I’m hoping the city will put its money where its mouth is. If you want to attract a younger professional class Greensboro needs more things like Ethnosh. The organizers aren’t making any money; they’re doing it as a cultural bridge to generate more relationships between immigrant-owned businesses and the community at large. It creates more revenue by getting new customers for locally-owned businesses. And they’re doing it in an affordable way! The $5 ticket price is cheaper than a meal at McDonalds and and healthier, too. It’s a mistake to think of it as a program just for immigrants. It’s about the whole community benefiting. Ultimately I hope that would include people facing challenges of hunger and poverty, too.
As a local non/profit working to make Greensboro a more welcoming community for all people, including refugees and immigrants, Ethnosh is close to Church World Service’s hearts. Yes it is a unique and fun way to support the local international food scene, but from our perspective it’s part of a bigger picture than those individual restaurants.

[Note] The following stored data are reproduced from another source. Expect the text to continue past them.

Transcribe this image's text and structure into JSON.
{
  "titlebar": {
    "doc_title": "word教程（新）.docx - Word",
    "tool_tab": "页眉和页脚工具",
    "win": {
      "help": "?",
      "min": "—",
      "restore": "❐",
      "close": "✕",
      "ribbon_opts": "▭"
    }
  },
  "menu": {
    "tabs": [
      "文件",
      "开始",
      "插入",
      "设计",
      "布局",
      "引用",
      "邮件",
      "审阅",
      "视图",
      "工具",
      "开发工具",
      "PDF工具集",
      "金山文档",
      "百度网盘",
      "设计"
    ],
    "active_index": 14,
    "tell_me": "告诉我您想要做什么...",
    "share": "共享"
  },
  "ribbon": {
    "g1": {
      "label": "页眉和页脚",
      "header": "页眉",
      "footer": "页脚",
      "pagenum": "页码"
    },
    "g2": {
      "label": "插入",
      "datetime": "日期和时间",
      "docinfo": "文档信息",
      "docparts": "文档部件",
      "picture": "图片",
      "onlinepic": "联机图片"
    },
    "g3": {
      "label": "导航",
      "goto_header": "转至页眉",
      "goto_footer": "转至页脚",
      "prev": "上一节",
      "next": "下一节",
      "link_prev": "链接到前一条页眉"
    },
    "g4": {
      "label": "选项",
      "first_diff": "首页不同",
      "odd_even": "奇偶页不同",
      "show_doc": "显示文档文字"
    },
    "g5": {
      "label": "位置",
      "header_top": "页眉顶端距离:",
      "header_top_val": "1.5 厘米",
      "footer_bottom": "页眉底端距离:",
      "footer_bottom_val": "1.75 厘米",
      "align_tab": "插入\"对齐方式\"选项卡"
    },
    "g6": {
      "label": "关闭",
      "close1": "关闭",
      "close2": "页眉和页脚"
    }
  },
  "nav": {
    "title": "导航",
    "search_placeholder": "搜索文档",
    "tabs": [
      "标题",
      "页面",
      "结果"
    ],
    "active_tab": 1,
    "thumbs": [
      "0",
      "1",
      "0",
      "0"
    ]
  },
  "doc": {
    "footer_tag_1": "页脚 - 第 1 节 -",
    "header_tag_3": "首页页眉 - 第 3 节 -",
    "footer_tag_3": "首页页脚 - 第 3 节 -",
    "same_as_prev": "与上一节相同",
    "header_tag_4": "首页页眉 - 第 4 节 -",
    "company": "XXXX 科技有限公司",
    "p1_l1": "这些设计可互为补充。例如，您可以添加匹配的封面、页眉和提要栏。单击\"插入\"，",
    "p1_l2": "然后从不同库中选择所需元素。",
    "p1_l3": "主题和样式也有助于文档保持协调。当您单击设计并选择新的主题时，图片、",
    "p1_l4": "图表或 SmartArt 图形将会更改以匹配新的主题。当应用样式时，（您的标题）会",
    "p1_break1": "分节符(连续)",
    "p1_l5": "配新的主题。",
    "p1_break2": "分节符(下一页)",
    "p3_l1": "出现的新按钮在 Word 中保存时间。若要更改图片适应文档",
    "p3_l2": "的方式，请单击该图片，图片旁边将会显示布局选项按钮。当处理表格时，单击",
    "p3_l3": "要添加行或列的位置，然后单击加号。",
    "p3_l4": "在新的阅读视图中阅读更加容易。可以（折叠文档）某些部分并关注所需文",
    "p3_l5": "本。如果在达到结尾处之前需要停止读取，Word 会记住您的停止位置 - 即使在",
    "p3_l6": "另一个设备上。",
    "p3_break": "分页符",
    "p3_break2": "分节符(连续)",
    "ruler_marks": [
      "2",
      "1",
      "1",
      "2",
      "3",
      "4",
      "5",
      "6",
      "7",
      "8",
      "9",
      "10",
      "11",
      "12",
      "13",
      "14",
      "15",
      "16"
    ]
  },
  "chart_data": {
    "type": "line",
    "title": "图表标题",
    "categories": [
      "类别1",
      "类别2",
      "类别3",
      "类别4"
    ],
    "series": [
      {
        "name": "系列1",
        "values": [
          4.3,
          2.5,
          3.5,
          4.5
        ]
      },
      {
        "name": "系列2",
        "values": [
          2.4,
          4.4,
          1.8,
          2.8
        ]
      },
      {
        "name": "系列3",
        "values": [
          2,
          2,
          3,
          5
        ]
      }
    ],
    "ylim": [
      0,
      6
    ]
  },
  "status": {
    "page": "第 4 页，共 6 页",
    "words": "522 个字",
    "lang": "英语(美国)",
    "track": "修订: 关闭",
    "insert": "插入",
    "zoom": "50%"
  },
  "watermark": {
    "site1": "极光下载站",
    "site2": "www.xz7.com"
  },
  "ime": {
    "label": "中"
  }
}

The city’s support of Ethnish would be a recognition that this city’s diversity has value. When cities lift up diversity as an asset rather that a burden, it benefits everyone. As a local non profit serving newly arrived refugees, we know that a city that values cultural diversity is one that is safer and more welcoming to our clients. I hope the city takes a step back to see Ethnosh as part of a larger context with a positive impact that extends far beyond the restaurant owners it works with.
It’s not that I am against this program particularly. I think it’s a fine idea, actually, and one that should be supported by the community.
I think that the city as a whole needs to get away from pumping tax dollars into private enterprise, though. DGI is funded by tax dollars to almost zero provable results. The civil rights museum has been funded largely by loans from the city and yet most of the people I talk to have either never been there and have no plans to go, or have been and have no plans to go again and actually recommend people to not go there. The city is supporting poor ideas, bad ideas, and terrible ideas, all while slashing department budgets and screaming about a recession.
They need to focus on fixing the city budgets and using their money for the citizens, all of them, rather than special interests.